Tüm bu gelişmelerin yanı sıra, müvekkilimizin geçmişte geçirmiş olduğu nüksetme riski yüksek kanser rahatsızlıkları ve akut lösemi tedavileri, tıbben nizamlı takip ve ileri seviye onkolojik dayanak gerektirmektedir. Bu hastalıklar, ceza infaz kurumlarında bulunan sonlu sıhhat imkânları içerisinde hayati risk oluşturan bir durumdur. Bu sebeple tarafımızca yapılmış olan sıhhat gerekçeli tahliye başvurusu şimdi değerlendirilmemiştir.
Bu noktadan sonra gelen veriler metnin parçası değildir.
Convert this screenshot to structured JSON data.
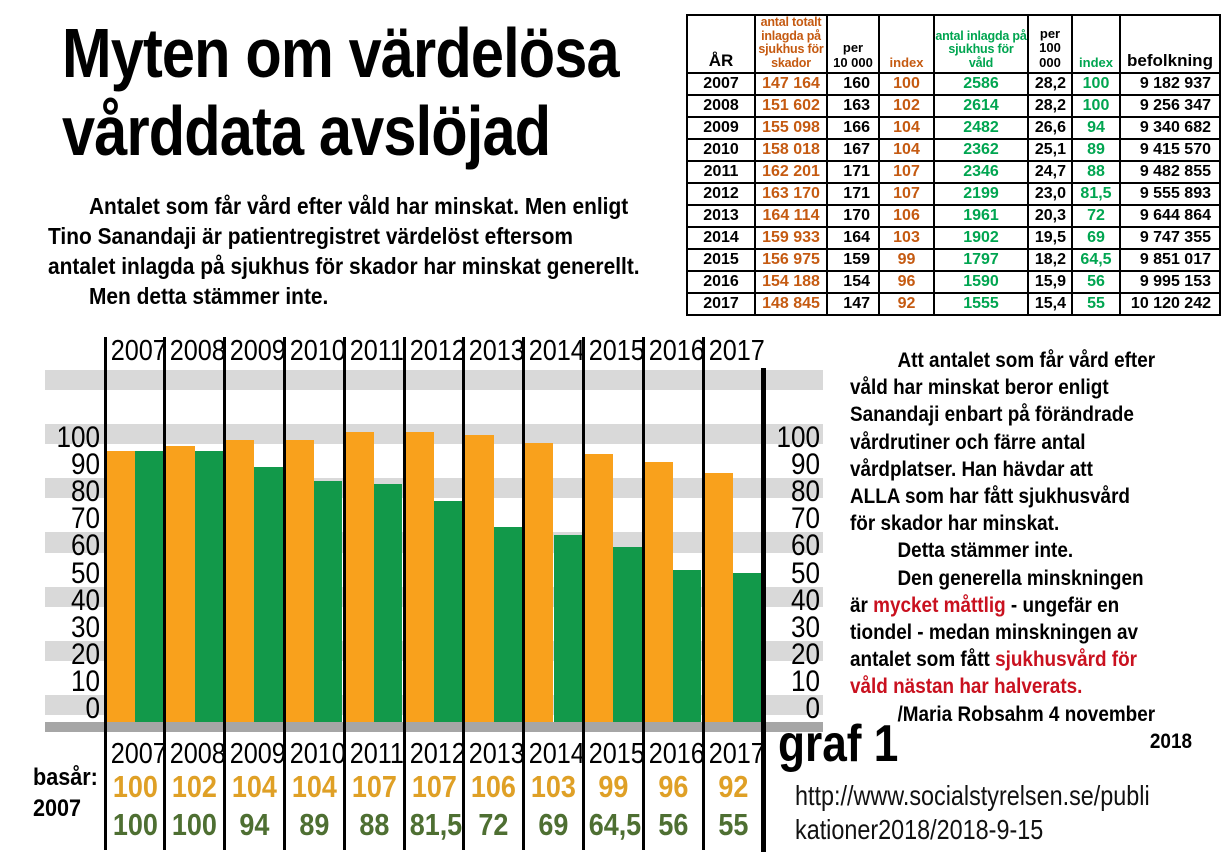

Tahliye müracaatımız değerlendirilmeden yürütülen bu medya kampanyasının, yargı organları üzerinde baskı kurmaya ve süreci etkilemeye dönük olduğu açıktır.

Bu nedenlerle, müvekkilimize yönelik medyada yer alan gerçeğe muhalif, tek taraflı ve yargı sürecini yönlendirmeye yönelik yayınları şiddetle kınıyor; soruşturma evrakının kapalılığını ihlal eden tüm kişi ve kurumlar hakkında gerekli yasal müracaatların tarafımızca yapılacağını bildiriyoruz.

Yargının bağımsızlığına, savunma hakkına, sıhhat hakkına ve insan onuruna alışılmamış bu müdahalelere karşı sessiz kalmayacağımızı; hem hukuksal hem de insani tüm yollarla çabamızı sürdüreceğimizi kamuoyuna hürmetle duyururuz.